Bookshelf

No news, but McCain bio engaging

Do we really need another biography of Sen. John McCain?

After all, nearly a dozen books were written by and about the Arizona Republican before he captured his party’s presidential nomination last year.

{mosads}These include no fewer than five books by McCain and his alter ego and co-author, Mark Salter, that were aimed at advancing McCain’s presidential ambitions, including the well-received Faith of My Fathers (1999), Worth the Fighting For (2002), Why Courage Matters (2004), Character is Destiny (2005) and the 2007 campaign tome, Hard Call: The Art of Great Decisions.

 And there were excellent biographies published after McCain’s Straight Talk Express ran out of gas while seeking the GOP nomination in 2000, including Elizabeth Drew’s Citizen McCain (2002), Paul Alexander’s Man of the People: The Life of John McCain (2003) and Robert Timberg’s John McCain: An American Odyssey (2007). And that doesn’t count my personal favorite, Timberg’s acclaimed The Nightingale’s Song (1995), in which he chronicled the lives and careers of five fellow graduates of the U.S. Naval Academy from the Vietnam era — McCain, Bud McFarland, Oliver North, John Poindexter and Sen. Jim Webb (D-Va.).

 Any of the previous books, as well as Elaine Povich’s workmanlike biography, would have become best-sellers had McCain won the election, but since he didn’t, they will serve to chronicle for future generations one of the most remarkable life stories of any contemporary American public figure, who’s obviously not ready to ride off into the western sunset.

 Povich’s book, John McCain: A Biography, is one of a series of biographies commissioned by Connecticut-based Greenwood Press and designed for high school students “who need challenging yet accessible biographies” that are “fun to read.” Its 85 previous subjects range from Al Capone to Princess Diana to Yo-Yo Ma, and include President Obama, Secretary of State Hillary Rodham Clinton and House Speaker Nancy Pelosi (D-Calif.) — also by Povich.

 Povich, a veteran Washington correspondent who covered Congress for Newsday and the Chicago Tribune and is now a freelance journalist, is well-qualified to tell McCain’s life story. While there isn’t much she’s able to tell us about McCain that we didn’t already know, from his nearly six years in a North Vietnamese prison to his involvement in the Keating scandal to his emergence as a leading Senate maverick, she does it in an interesting and engaging way.

 Povich properly acknowledges her debt to the McCain-Salter books; to other McCain biographers like Timberg and Alexander; and to the vast body of journalistic coverage of McCain, such as The Arizona Republic’s exhaustively researched 14-part series in 2007. But she also does her homework, by interviewing McCain as well as his mother and brother; his Naval Academy classmates and former Navy comrades, including fellow Vietnam POW Orson Swindle, and former Senate colleagues and aides.

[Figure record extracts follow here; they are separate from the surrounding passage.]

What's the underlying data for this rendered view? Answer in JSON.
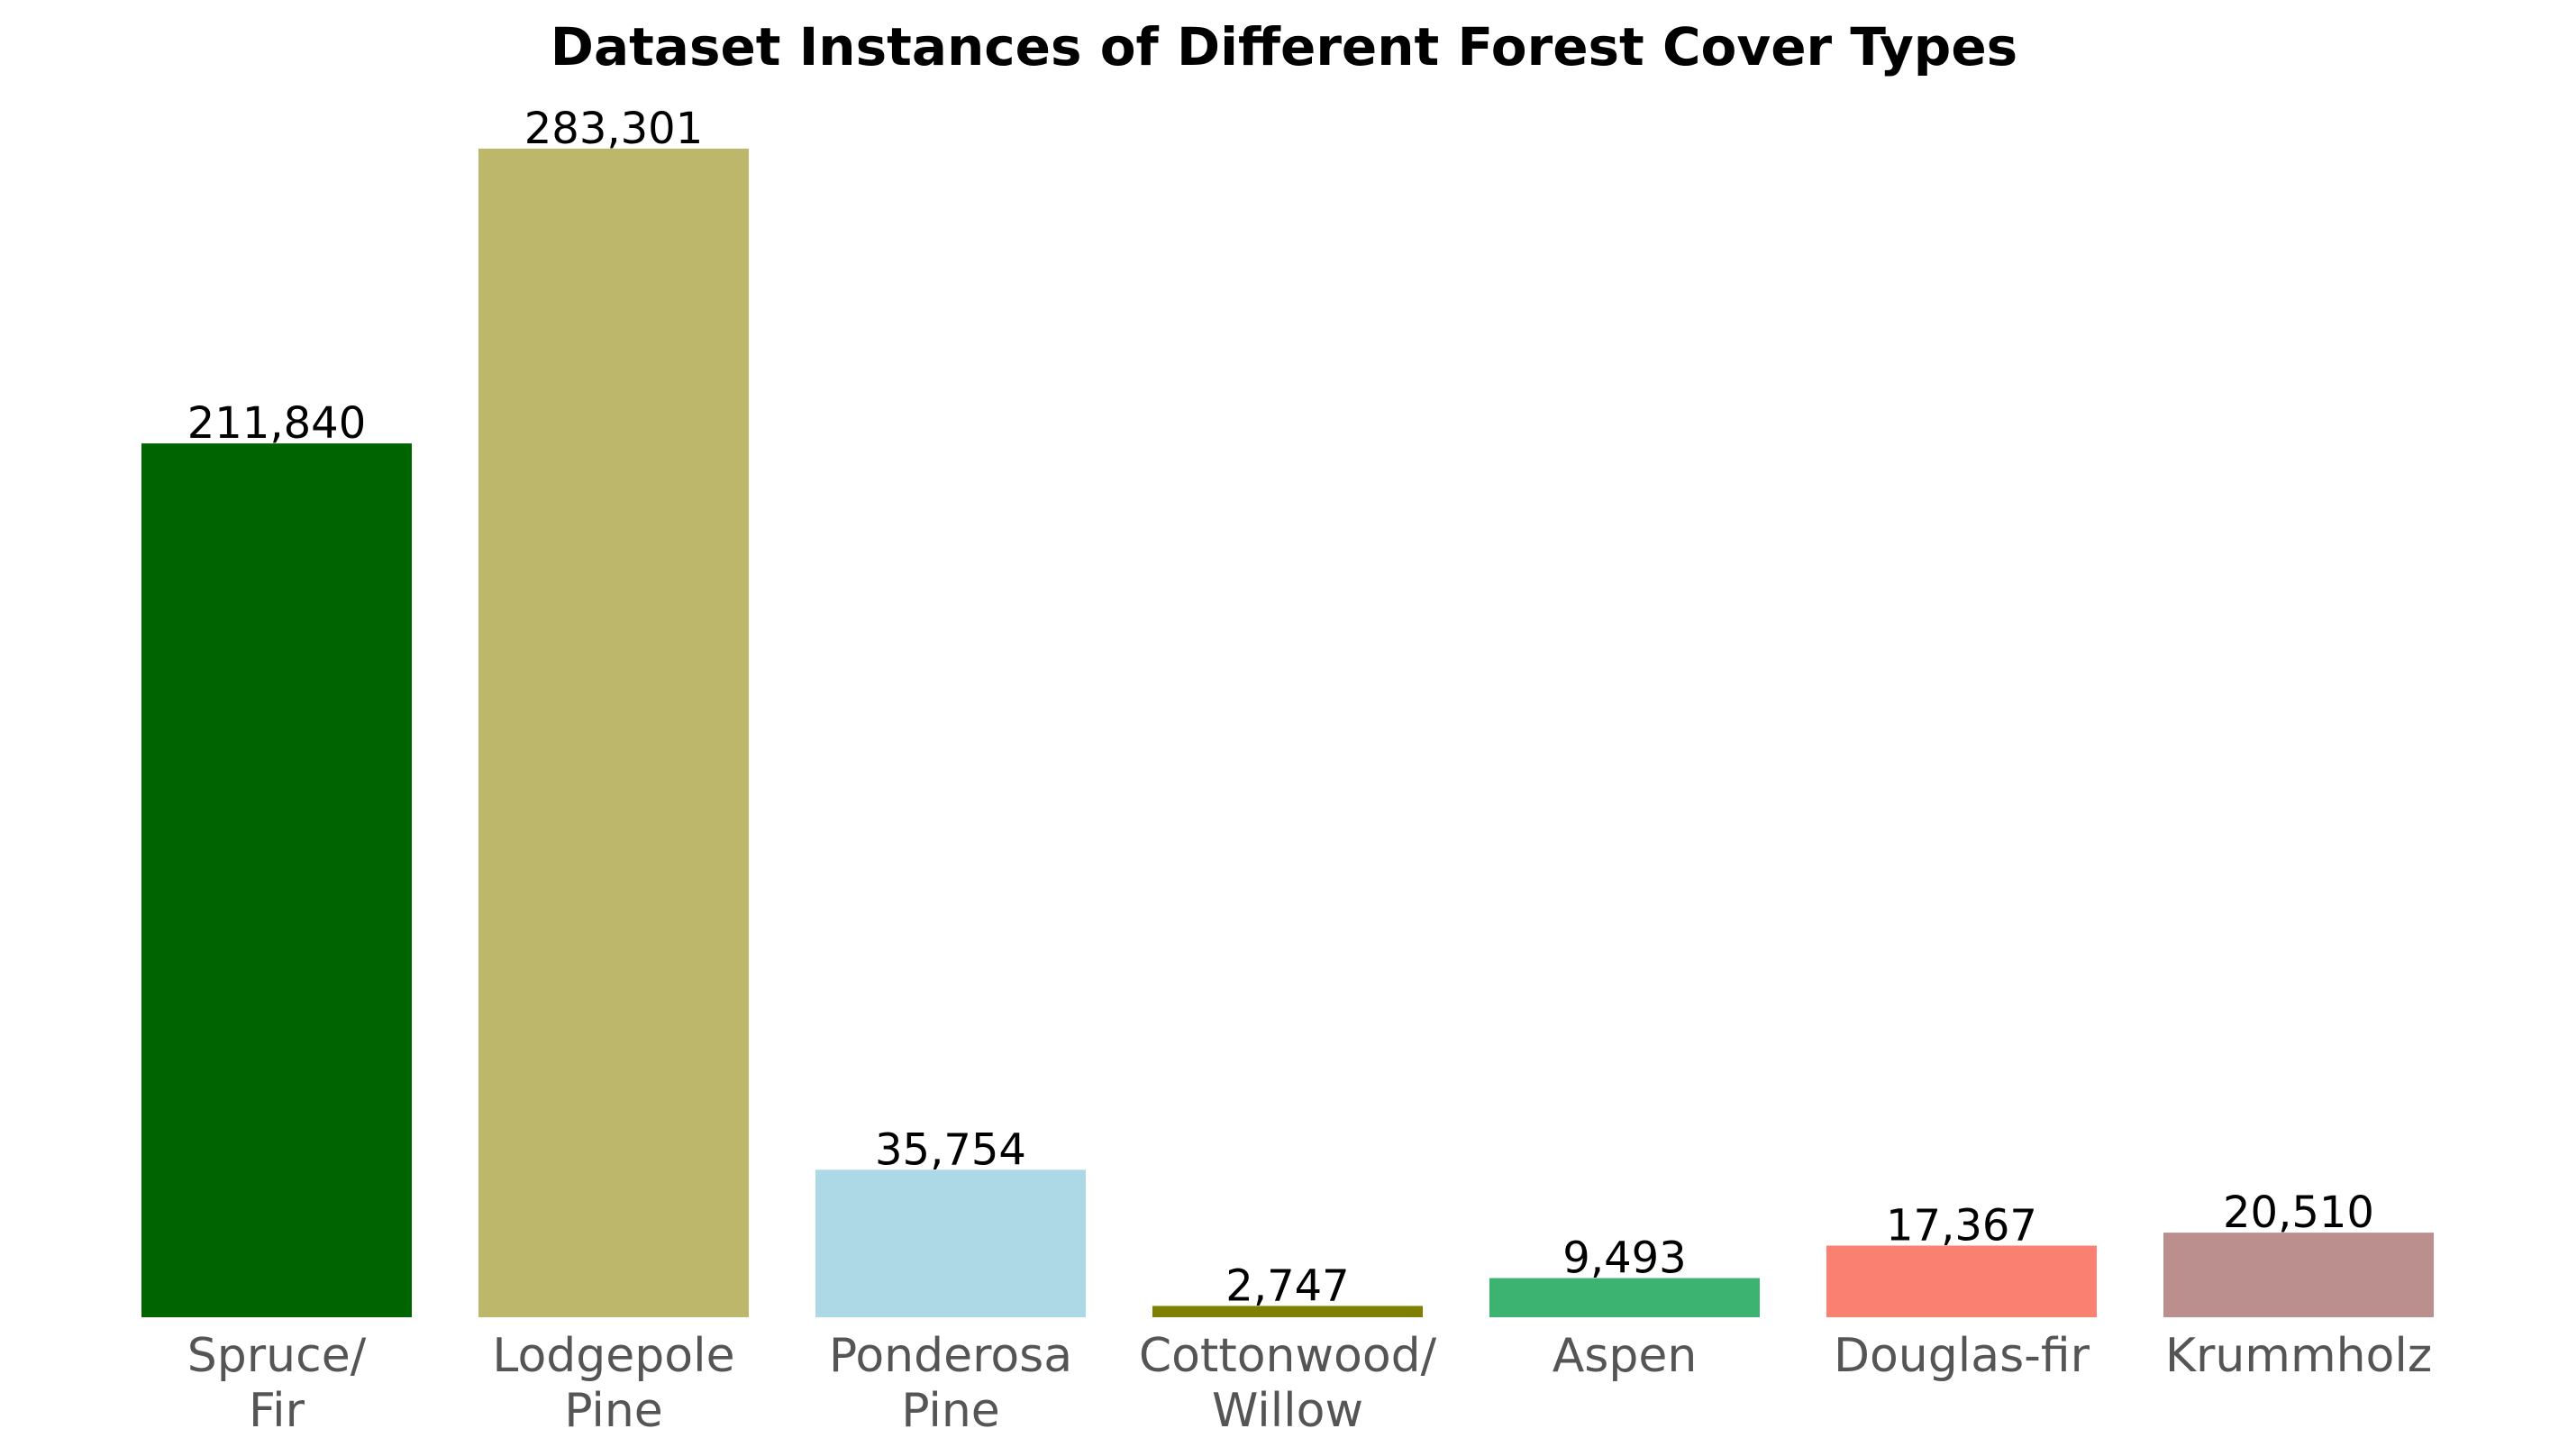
{
  "chart_data": {
    "type": "bar",
    "title": "Dataset Instances of Different Forest Cover Types",
    "xlabel": "",
    "ylabel": "",
    "categories": [
      [
        "Spruce/",
        "Fir"
      ],
      [
        "Lodgepole",
        "Pine"
      ],
      [
        "Ponderosa",
        "Pine"
      ],
      [
        "Cottonwood/",
        "Willow"
      ],
      [
        "Aspen"
      ],
      [
        "Douglas-fir"
      ],
      [
        "Krummholz"
      ]
    ],
    "values": [
      211840,
      283301,
      35754,
      2747,
      9493,
      17367,
      20510
    ],
    "value_labels": [
      "211,840",
      "283,301",
      "35,754",
      "2,747",
      "9,493",
      "17,367",
      "20,510"
    ],
    "colors": [
      "#006400",
      "#BDB76B",
      "#ADD8E6",
      "#808000",
      "#3CB371",
      "#FA8072",
      "#BC8F8F"
    ],
    "ylim": [
      0,
      283301
    ],
    "grid": false,
    "legend": "none"
  }
}
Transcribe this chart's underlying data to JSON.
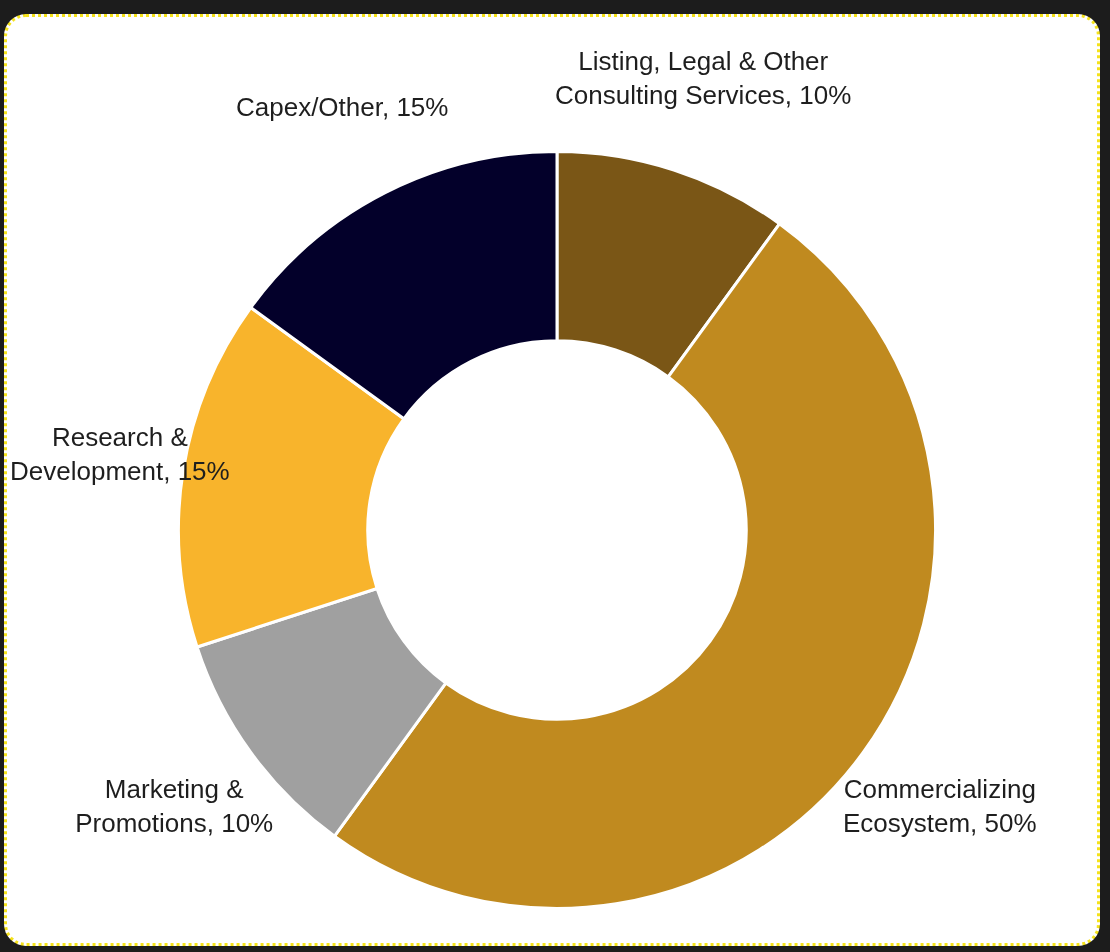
{
  "chart_data": {
    "type": "donut",
    "categories": [
      "Listing, Legal & Other Consulting Services",
      "Commercializing Ecosystem",
      "Marketing & Promotions",
      "Research & Development",
      "Capex/Other"
    ],
    "values": [
      10,
      50,
      10,
      15,
      15
    ],
    "value_labels": [
      "10%",
      "50%",
      "10%",
      "15%",
      "15%"
    ],
    "colors": [
      "#7a5616",
      "#c08a1f",
      "#a0a0a0",
      "#f8b42c",
      "#03002a"
    ],
    "legend": false
  }
}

 For example, McCain’s 97-year-old mother Roberta, whose outspoken nature inspired her famous son’s penchant for telling it like it is, told Povich how McCain had to attend some 20 different schools while growing up as the son of an admiral posted to bases around the world. “He soon learned to cope in the best way he knew — with humor and with a certain tough side that dared schoolmates to cross him,” Povich writes.

 And as future political rivals and others who would tangle with McCain would discover, his mother cited an early example of his temper. “Johnny was a happy child,” she said, except when he flew into occasional rages, holding his breath and turning blue until he passed out, and making wisecracks that sometimes got him into trouble.

 Another important clue to understanding McCain was the influence of William Ravenel, a teacher at St. Stephen’s Episcopal High School in Alexandria, Va., where McCain’s parents enrolled him when his father was at the Pentagon. “He was one of the few people to whom I confided that I was bound for Annapolis and a Navy career,” McCain told Povich during the 2008 presidential campaign.

 It was Ravenel, McCain said, who instilled in him the Episcopal honor code that remains his most important trait: “I will not lie; I will not cheat; I will not steal: I will report the student who does.” McCain told Povich that he did not fully understand the things that Ravenel was talking about until he found himself in a Vietnamese prison many years later.

 “He was the one guy I wanted to see when I got out of prison,” McCain recalled. “There wasn’t anybody I felt I could talk to about it. I just wanted to see Ravenel. I wanted to tell him that I finally understood there in Hanoi what he had been trying to tell me all those years about life and what it means. I wanted to thank him and apologize for being so stupid.” But Ravenel died two years before McCain was released from prison.

 There’s obviously much more to John McCain’s life story, and Povich tells it as well as any of his previous biographers, often drawing on her own reporting, as she did in her story about his victory over George W. Bush in the 2000 New Hampshire primary, when it appeared McCain was on his way to winning the GOP nomination.

 It took him eight more years to do that, as it turned out, and even though he didn’t achieve his ultimate goal, John McCain remains a force to be reckoned with in the Senate and American politics, which is enough to justify yet another biography of this remarkable politician.